As he’s writing I notice another plasma-less TV stand sitting desultory in the corner. To lose one TV might be regarded as a misfortune; to lose both…?
We’re nearing the end of a worked example – the teacher hasn’t had time to ask the students a single question despite continuing at a breathless pace – when there’s a knock at the door. It’s a teacher for the next lesson. The Physicist barters an extra five minutes and cranks it up a gear. He underlines his final point, puts a cap on his pen with a flourish and dashes out the door. He’s late for his next class.
This reform has attempted to address the issue of curriculum overload. It’s a common issue around the world, visibly represented by the increasing size of textbooks (see this from April). The Ethiopian Ministry of Education faces a particular challenge: the number of issues, agendas, and cross-cutting themes that the donor community wants to see represented in the new curriculum.

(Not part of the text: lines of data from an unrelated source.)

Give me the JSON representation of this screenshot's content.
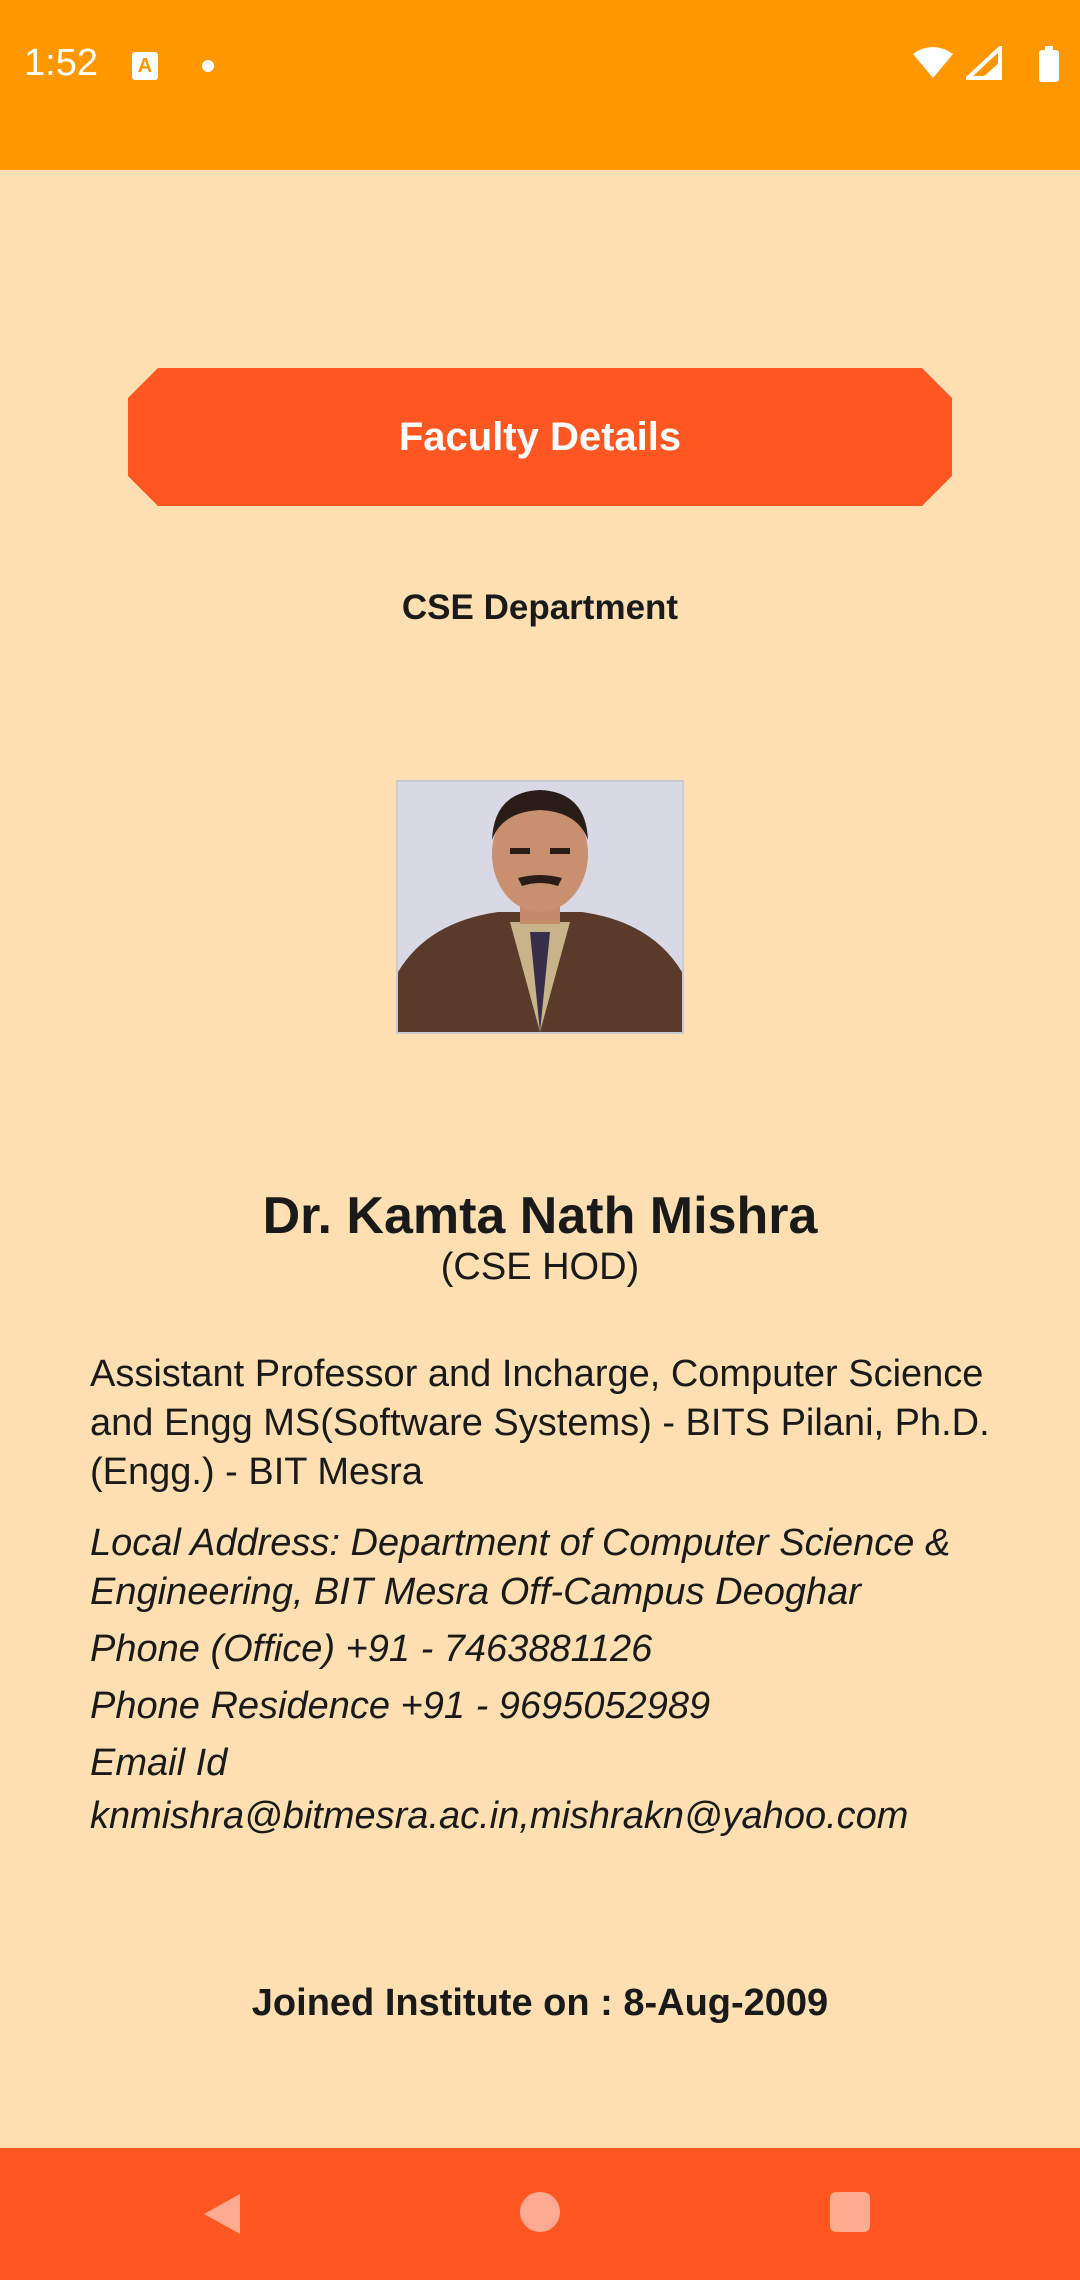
{
  "status_bar": {
    "time": "1:52",
    "icons": [
      "keyboard-a-icon",
      "notification-dot-icon",
      "wifi-icon",
      "signal-icon",
      "battery-icon"
    ],
    "color": "#FF9800"
  },
  "header": {
    "title": "Faculty Details",
    "color": "#FF5722"
  },
  "department": "CSE Department",
  "faculty": {
    "name": "Dr. Kamta Nath Mishra",
    "role": "(CSE HOD)",
    "qualification": "Assistant Professor and Incharge, Computer Science and Engg MS(Software Systems) - BITS Pilani, Ph.D.(Engg.) - BIT Mesra",
    "local_address": "Local Address: Department of Computer Science & Engineering, BIT Mesra Off-Campus Deoghar",
    "phone_office": "Phone (Office) +91 - 7463881126",
    "phone_residence": "Phone Residence +91 - 9695052989",
    "email_label": "Email Id",
    "email": "knmishra@bitmesra.ac.in,mishrakn@yahoo.com",
    "joined": "Joined Institute on : 8-Aug-2009"
  },
  "nav_bar": {
    "buttons": [
      "back-icon",
      "home-icon",
      "recents-icon"
    ],
    "color": "#FF5722"
  },
  "background_color": "#FDDFB2"
}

There’s a fine line trod between the international aid community and Ethiopian government. It mostly works out, I’m told, because the donors figured out that they need to be more collaborative. But some other African countries refuse all donor money, because it comes with commitments and imperatives that often don’t align with the local government’s priorities. There’s no such thing as a free lunch.
Don’t get me wrong, themes such as peace education, gender equality, sexual health, hygiene and sanitation, and others are all important and should be included in the school curriculum. But, more often than not, they need to be seamlessly woven into the fabric of lessons, rather than explicitly called out in every subject. Seamless weaving takes skill and development time, and time is often in short supply.
I think about the mystery of child-friendly budgeting. I think I’ve found my answer.
Later that day, I’m back in the shuttlebus to the airport. Once more, I’m with the delegates of the Internet Governance Forum. They have strong end-of-conference energy. They’ve delivered their lightning talks, attended their special interest groups, expended their supply of business cards at networking events over glasses of warm white wine. Mission accomplished. They just want to go home and put on some comfortable shoes.
Later still, back home and rested, I check the Forum website. I’m still thinking about how priorities from the international community filter into the bedrock of local curricula. Ghosts in the machine. Compromises between an international agenda and the need for money.
The provisional recommendations from the Forum have been published and include this casual imperative:
Improving ICT infrastructure and access is not enough for better education and job creation. Digital competencies must be improved, and adaptations in teaching and learning methodologies are needed to adapt to the new digital paradigm of education.
I think about those classrooms, with their gaps where plasma TVs should be. “New digital paradigm of education,” you say?
In the inimitable words of time-hopping physicist Dr Sam Beckett: Oh boy.